A study conducted by the peer-to-peer lender found that more than one in three (35%) of millennials regularly save or invest their money, with an average saving of more than £250 each month. This compares against one in four (26%) gen Xers and baby boomers (25%).
The research has thrown up some interesting reasons as to why this is the case; more than half (59%) of millennials put their faith in technology to help them make financial decisions, while more than half (52%) also associate the words ‘risk’ and ‘investment’ with ‘opportunity’.
In contrast, more than half (55%) of gen Xers associate these words with ‘discomfort’, while baby boomers most often (58%) associate them with ‘uncertainty’.
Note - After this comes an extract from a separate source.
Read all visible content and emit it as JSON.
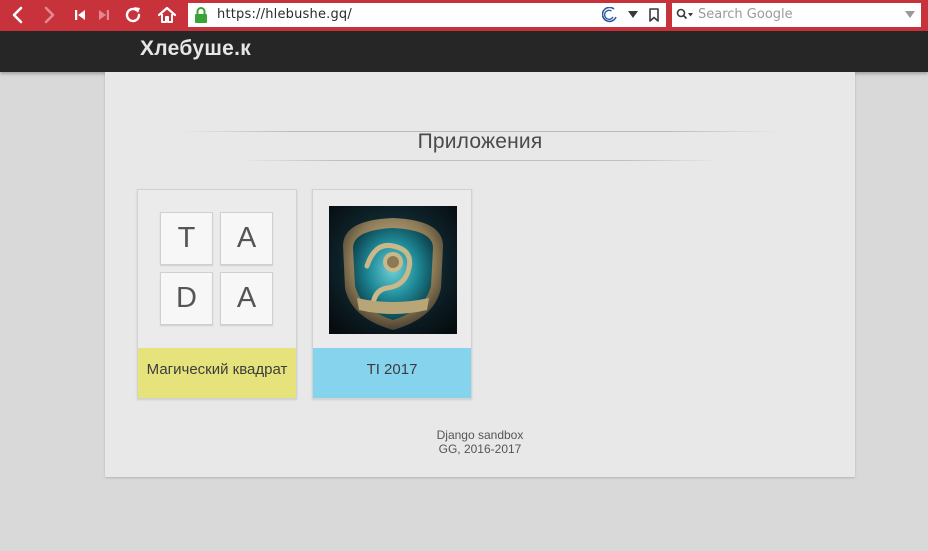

These verbal associations perhaps allude to the idea that the older you get, the more cautious you become with your investments.
Millennials also have more healthy habits when it comes to seeking anecdotal advice, with two in five (41%) getting help from friends, family or colleagues, while only one in three (31%) gen Xers and one in five (19%) baby boomers do the same.
Angus Dent, chief executive officer of Archover comments: “Despite claims that ,millennials are stuck in a financial rut, trapped by high property prices and low-wage growth, this is a generation that has grown up in an era of record-low interest rates and recognise the need to secure better returns on their disposable income.
“On the other hand, those aged over 35 are at risk of missing out on new avenues offering higher returns. Gen X and baby boomers could benefit from following in the footsteps of millennials and introducing greater diversity into their investment portfolios to seek out higher returns.”
Gen X is the ‘generation of most concern’
In similar news, figures from asset management firm Close Brothers has found that on average, those aged 35-54 are the least prepared for retirement out of all the major generational groups.
This is mainly because they are sandwiched between baby boomers - many of whom benefited from more lucrative defined benefit (DB) pension schemes - and millennials - who are being herded into newer defined contribution (DC) schemes through auto-enrolment at a much earlier stage.
Jeanette Makings, head of financial education at Close Brothers, comments: “The generation of most concern is the 35-54 year olds who, without the cushion of a DB pension like the generation before them, and without the time to build up their long-term savings, like millennials, there is the increased risk of them being unprepared for retirement with all the issues that brings for them and their employer.”